Blackstone and James's name arose in a 2007 corporate collusion case, along with fellow private equity giants Bain Capital and Carlyle Group. These three rival firms were accused of colluding with each other to drive down the prices of takeover targets. The three firms agreed to pay a combined $325 million to settle the lawsuit, without admitting wrongdoing.

James also created a private equity trade group to lobby in Washington. It was initially called the Private Equity Council, but was later renamed the American Investment Council.

In August 2017, James was appointed chairman of the multinational retail chain Costco after the death of its co-founder and long-time chairman Jeffrey Brotman. James has been a Costco board director since 1988 and has been its lead independent director since 2005.

In December 2021, James announced his retirement from Blackstone Inc. and opened a family company, Jefferson River Capital.

== Politics and policy ==
James became a Democratic donor and fundraiser for Barack Obama. In May 2012, James hosted a fundraiser at his home in New York for Obama which raised more than $2 million for the president's reelection campaign. Obama offered James the job of Commerce Secretary but he ultimately turned it down. In 2020 he held a fundraiser for the presidential campaign of Joe Biden, which raised over two million dollars.

In 2015, James was appointed to the Port Authority Board of Commissioners. Critics pointed out his lack of experience with transportation issues, and charged that Blackstone had recently purchased half of fellow commissioner Scott Rechler's New York real estate portfolio.

In 2016, James co-authored a book, Rescuing Retirement, with Teresa Ghilarducci.

Since 2014, James has been a member of the board of the Center for American Progress (CAP), a progressive public policy research and advocacy organization.

In 2023, James was appointed by President Biden to the President's Intelligence Advisory Board.

==Health Care and AI==
In 2019, James and his wife established the Hamilton and Amabel James Center for Artificial Intelligence at the Icahn School of Medicine at Mount Sinai.
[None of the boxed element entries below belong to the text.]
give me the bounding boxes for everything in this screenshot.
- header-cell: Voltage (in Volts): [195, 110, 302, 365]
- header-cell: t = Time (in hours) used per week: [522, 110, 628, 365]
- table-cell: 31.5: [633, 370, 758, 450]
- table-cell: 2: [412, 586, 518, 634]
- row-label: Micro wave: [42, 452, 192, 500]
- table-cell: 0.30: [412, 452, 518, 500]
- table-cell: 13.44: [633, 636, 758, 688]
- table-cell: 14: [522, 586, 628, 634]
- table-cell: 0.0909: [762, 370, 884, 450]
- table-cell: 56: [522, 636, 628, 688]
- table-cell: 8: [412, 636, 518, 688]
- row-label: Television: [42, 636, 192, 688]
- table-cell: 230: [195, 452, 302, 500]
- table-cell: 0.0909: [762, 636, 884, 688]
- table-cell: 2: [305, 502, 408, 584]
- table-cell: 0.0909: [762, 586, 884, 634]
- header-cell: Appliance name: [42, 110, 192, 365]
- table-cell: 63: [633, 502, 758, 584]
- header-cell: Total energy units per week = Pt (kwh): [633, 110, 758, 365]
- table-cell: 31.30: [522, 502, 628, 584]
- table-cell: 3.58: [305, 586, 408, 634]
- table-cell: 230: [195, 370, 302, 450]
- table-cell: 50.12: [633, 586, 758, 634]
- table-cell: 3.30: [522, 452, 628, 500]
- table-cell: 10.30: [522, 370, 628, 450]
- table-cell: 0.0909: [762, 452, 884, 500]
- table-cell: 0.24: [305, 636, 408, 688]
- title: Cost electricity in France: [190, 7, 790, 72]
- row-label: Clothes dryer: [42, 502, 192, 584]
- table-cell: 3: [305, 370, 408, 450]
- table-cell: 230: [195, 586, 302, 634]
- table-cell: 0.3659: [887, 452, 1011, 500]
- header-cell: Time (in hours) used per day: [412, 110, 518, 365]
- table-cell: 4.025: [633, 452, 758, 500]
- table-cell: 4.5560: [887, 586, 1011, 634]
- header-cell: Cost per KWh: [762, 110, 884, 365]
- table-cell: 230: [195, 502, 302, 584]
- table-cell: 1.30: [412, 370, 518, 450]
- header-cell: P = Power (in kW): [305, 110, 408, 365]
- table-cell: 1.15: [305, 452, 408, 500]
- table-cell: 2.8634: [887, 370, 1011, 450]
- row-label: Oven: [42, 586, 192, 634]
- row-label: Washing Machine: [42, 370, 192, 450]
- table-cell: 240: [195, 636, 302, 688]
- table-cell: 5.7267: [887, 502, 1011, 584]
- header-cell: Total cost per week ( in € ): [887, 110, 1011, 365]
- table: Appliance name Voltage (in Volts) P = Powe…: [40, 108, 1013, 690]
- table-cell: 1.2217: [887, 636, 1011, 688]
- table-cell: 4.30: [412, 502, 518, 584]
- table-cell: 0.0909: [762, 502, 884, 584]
This first of its kind center in New York, opened in November 2024, focused on integrating artificial intelligence, data science and genomic screening to advance clinical practice and patient outcomes.

Healthcare innovation is the focus of James’ newly created biotech-focused investment fund, Jefferson Life Sciences, established in 2025. Through partnerships with established industry leaders, such as Character Biosciences, Fesarius Therapeutics, and Juvena Therapeutics, the fund aims to find new therapeutic solutions for patients.

== Philanthropy ==
James joined the board of trustees of the Metropolitan Museum in 2010, and became the chairman of the museum's finance committee in 2014. In 2020, as the museum struggled with a revenue loss of 150 million dollars due to the COVID-19 pandemic, James was named co-chair of the board of trustees, sharing the leadership with attorney Candace Beinecke, beginning in January 2021. This was the first time the museum has had two chairpersons.

In 2022, James became a Member of the Board of Trustees of The Partnership for Education Advancement (Ed Advancement), a non-profit dedicated to improving socioeconomic mobility for first-generation, low-income, and under-resourced students by investing in minority serving institutions.

In addition to the Metropolitan Museum, he was on the boards of several cultural and environmental organizations, including the Second Stage Theatre, Trout Unlimited, the Woods Hole Oceanographic Institute, the Wildlife Conservation Society, and Montana Land Reliance. He was formerly the chairman of the board of trustees of the American Ballet Theatre.

== Personal life ==
In August 1973, James married Amabel George Boyce, the daughter of John C.G. and Barbara Boyce of Lutherville, Maryland, and Wequetonsing, Michigan. They have three children.

In 2011, it was reported that James, after having lived at 1001 Park Avenue since the 1980s, spent $24.9 million on an apartment at 834 Fifth Avenue, New York City, previously owned by theater director and producer Hal Prince.